THE CLOTH AND THE CAP

Buchman would no more formally disown the name than he could formally have adopted it. He accepted it with its advantages and disadvantages. Whether he was wise to do so has been questioned even by friendly critics. Sir Arnold Lunn, for example, wrote that Buchman and his friends were 'bound to have enough trouble on their hands if they confined themselves to their legitimate objective, the campaign against sin, and it was a great mistake to risk a head-on collision not only with sin but also with Oxford'.35 Certainly this first clash immediately affected the policy of The Times and other newspapers, and later became manifest in various government departments where Oxford men abounded.

The disadvantages, indeed, grew with the years. After 1933 the name 'Oxford' stood in the United States for something known there as the 'Oxford Oath' - a pledge adopted by students of many American universities following the example of the majority in the Oxford Union who had declared they would not fight 'for King and Country'. 'Oxford' from this moment stood for 'pacifist' in America, and the Oxford Group there was suspected of both pacifism and Communism. Nor was it a great advantage in countries where British rule was being challenged by nationalist and independence movements, and at one point even Mahatma Gandhi's friendship was strained by this. It finally became, as Sir Michael Sadler had foreseen, too narrow a term and was eventually to give way to 'Moral Re-Armament'.

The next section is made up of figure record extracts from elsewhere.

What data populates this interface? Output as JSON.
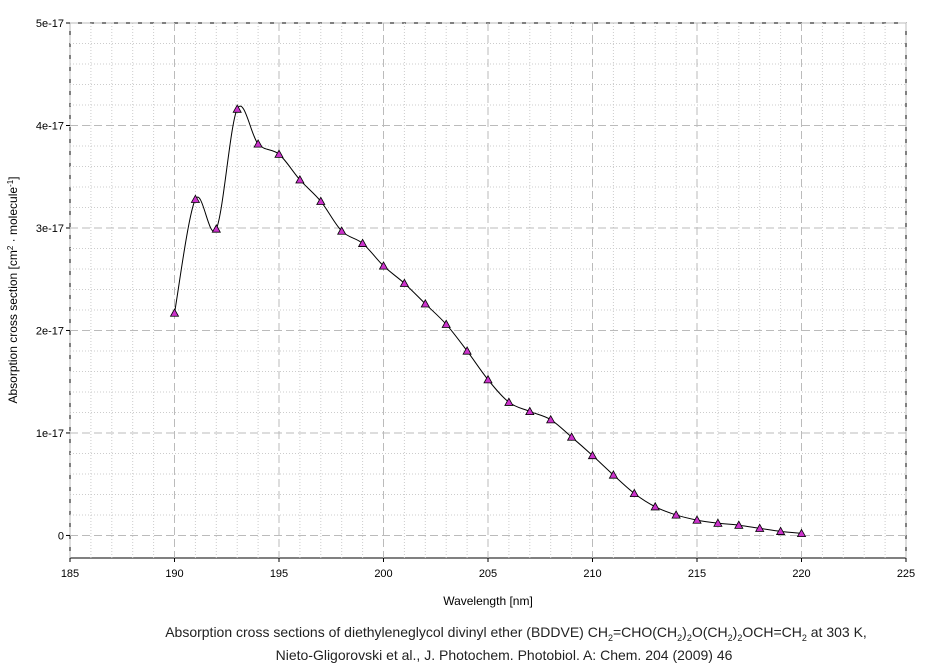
{
  "chart_data": {
    "type": "line",
    "xlabel": "Wavelength [nm]",
    "ylabel": {
      "parts": [
        {
          "text": "Absorption cross section [cm",
          "sup": false
        },
        {
          "text": "2",
          "sup": true
        },
        {
          "text": " · molecule",
          "sup": false
        },
        {
          "text": "-1",
          "sup": true
        },
        {
          "text": "]",
          "sup": false
        }
      ]
    },
    "xlim": [
      185,
      225
    ],
    "ylim": [
      -2.2e-18,
      5e-17
    ],
    "x_ticks": [
      185,
      190,
      195,
      200,
      205,
      210,
      215,
      220,
      225
    ],
    "y_ticks": [
      {
        "value": 0,
        "label": "0"
      },
      {
        "value": 1e-17,
        "label": "1e-17"
      },
      {
        "value": 2e-17,
        "label": "2e-17"
      },
      {
        "value": 3e-17,
        "label": "3e-17"
      },
      {
        "value": 4e-17,
        "label": "4e-17"
      },
      {
        "value": 5e-17,
        "label": "5e-17"
      }
    ],
    "grid": true,
    "marker": "triangle",
    "marker_color": "#cc33cc",
    "line_color": "#000000",
    "series": [
      {
        "x": [
          190,
          191,
          192,
          193,
          194,
          195,
          196,
          197,
          198,
          199,
          200,
          201,
          202,
          203,
          204,
          205,
          206,
          207,
          208,
          209,
          210,
          211,
          212,
          213,
          214,
          215,
          216,
          217,
          218,
          219,
          220
        ],
        "y": [
          2.17e-17,
          3.28e-17,
          2.99e-17,
          4.16e-17,
          3.82e-17,
          3.72e-17,
          3.47e-17,
          3.26e-17,
          2.97e-17,
          2.85e-17,
          2.63e-17,
          2.46e-17,
          2.26e-17,
          2.06e-17,
          1.8e-17,
          1.52e-17,
          1.3e-17,
          1.21e-17,
          1.13e-17,
          9.6e-18,
          7.8e-18,
          5.9e-18,
          4.1e-18,
          2.8e-18,
          2e-18,
          1.5e-18,
          1.2e-18,
          1e-18,
          7e-19,
          4e-19,
          2e-19
        ]
      }
    ]
  },
  "caption": {
    "line1": [
      {
        "text": "Absorption cross sections of diethyleneglycol divinyl ether (BDDVE) CH",
        "sub": false
      },
      {
        "text": "2",
        "sub": true
      },
      {
        "text": "=CHO(CH",
        "sub": false
      },
      {
        "text": "2",
        "sub": true
      },
      {
        "text": ")",
        "sub": false
      },
      {
        "text": "2",
        "sub": true
      },
      {
        "text": "O(CH",
        "sub": false
      },
      {
        "text": "2",
        "sub": true
      },
      {
        "text": ")",
        "sub": false
      },
      {
        "text": "2",
        "sub": true
      },
      {
        "text": "OCH=CH",
        "sub": false
      },
      {
        "text": "2",
        "sub": true
      },
      {
        "text": " at 303 K,",
        "sub": false
      }
    ],
    "line2": "Nieto-Gligorovski et al., J. Photochem. Photobiol. A: Chem. 204 (2009) 46"
  }
}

The controversy over the name did nothing to diminish the interest aroused by the campaign in London during the winter of 1933-4. Seven thousand crowded into St Paul's Cathedral. The Archbishop of Canterbury, receiving the party at Lambeth Palace, pointed to the pictures of his predecessors and said that though many of them would possibly have shared the fears of certain writers to The Times, he for his part was convinced that the Oxford Group was called by God to London.*

(* In August 1934 Dr Lang told his Diocesan Conference: 'The Oxford Group is most certainly doing what the Church of Christ exists everywhere to do. It is changing human lives, giving them a new joy and freedom, liberating them from faults of temper, of domestic relationships, and the like, which have beset them, and giving them a new ardour to communicate to their fellow creatures what God has given to them.' (Church of England Newspaper, 14 September 1934.)